# advice re negative equity



## annemarie (25 May 2012)

Can someone advise me re negative equity mortgages. My mortgage is with Bank of Scotland and we are thinking of downsizing. Our house is in negative equity to the tune of 120,000. It is currently worth about 300,000. We would like to move and need about 250,000 for new house. We have no deposit. Would BOSI allow us to downsize in this manner by transferring the mortgage from one house to another

Many thanks

Anne Marie


----------



## elcato (25 May 2012)

I'm afraid no. For starters BOSI no longer trade here so they would not be involved in any re-lending deals. but think about what you are asking. You owe 420k and have an asset worth 300k. You are asking will they allow you to have an asset worth 250k but still owe 370k. They have nothing to gain. Not to mention the legal fees bith you and them would have to incur.


----------



## annemarie (25 May 2012)

Thank you for your reply. Would the fact that the mortgage was more affordable not mean anything. We are struggling with our repayments currently


----------



## Michael3 (26 May 2012)

That makes it even worse - you are struggling with your current repayments but you expect a lending institution to reduce the value of their security without decreasing what you owe them? Makes no sense. And, as elcato says, this is irrelevant anyway as BOSI are not lending.


----------



## orka (26 May 2012)

Michael3 said:


> That makes it even worse - you are struggling with your current repayments but you expect a lending institution to reduce the value of their security without decreasing what you owe them? Makes no sense.

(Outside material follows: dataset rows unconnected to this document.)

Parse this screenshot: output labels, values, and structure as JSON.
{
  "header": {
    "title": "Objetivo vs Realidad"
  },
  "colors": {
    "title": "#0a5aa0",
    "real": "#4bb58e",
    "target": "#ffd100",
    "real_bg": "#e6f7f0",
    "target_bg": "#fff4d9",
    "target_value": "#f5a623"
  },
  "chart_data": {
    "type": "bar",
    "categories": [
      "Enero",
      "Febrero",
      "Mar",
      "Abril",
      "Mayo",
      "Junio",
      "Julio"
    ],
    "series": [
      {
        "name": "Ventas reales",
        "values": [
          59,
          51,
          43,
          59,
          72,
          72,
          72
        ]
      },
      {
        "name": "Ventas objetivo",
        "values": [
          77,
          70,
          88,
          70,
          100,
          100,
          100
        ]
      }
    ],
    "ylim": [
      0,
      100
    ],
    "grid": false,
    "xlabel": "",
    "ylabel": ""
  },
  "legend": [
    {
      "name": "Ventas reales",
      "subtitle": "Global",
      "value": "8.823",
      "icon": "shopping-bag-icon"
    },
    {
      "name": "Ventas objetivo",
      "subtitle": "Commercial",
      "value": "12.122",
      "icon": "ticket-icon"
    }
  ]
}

This would decrease the amount owed. NE is currently 120K on a house worth 300K - so the mortgage is 420K. The OP wants to buy a house for 250K which would release 50K (sell current for 300K, buy new for 250K). The new mortgage would be 370K - which is a decrease on 420K.  Mortgage repaymments would go down by 12% which could make a big difference to someone struggling with their finances.
The loan-to-value would increase however (from 140% to 148%). I also think a big problem with any potential NE transfers is effecting both transactions - if you can't sell and buy simultaneously, you will obviously need to sell first which leaves the bank open to the risk of you selling but not buying, leaving them with an unsecured loan outstanding of 120K.


----------



## annemarie (30 May 2012)

Thanks Orka. Yes I was suggesting decreasing the amount owed by 50K which I thought might make this an attractive, and to my mind a very sensible option. Thanks all for your input.


----------



## Dee1 (6 Jun 2012)

I think thats a great idea, have you spoken to the bank yet? since i read your post I'v made an appointment for my house to be valued and with the valuation I'm going to approach the bank with a view to doing the same.


----------



## annemarie (7 Jun 2012)

i just sent in my proposal today Dee with all my figures and paperwork. Will of course let you know how I get on


----------



## Happyout1 (17 Jul 2012)

Just wondering how did you get on Annemarie??


----------



## annemarie (6 Sep 2012)

BOSI refused my request and my appeal. All happened very quickly


----------



## Bronte (6 Sep 2012)

Don't give up yet Annemarie.  I think BoS want out of Ireland.  Would it be possible for you to sell, repay bank and rent and pay the negative equity as a loan with the same term and interest rate.  If that's possible why not try the bank for that option.  Or ask them for a solution to your predicament.


----------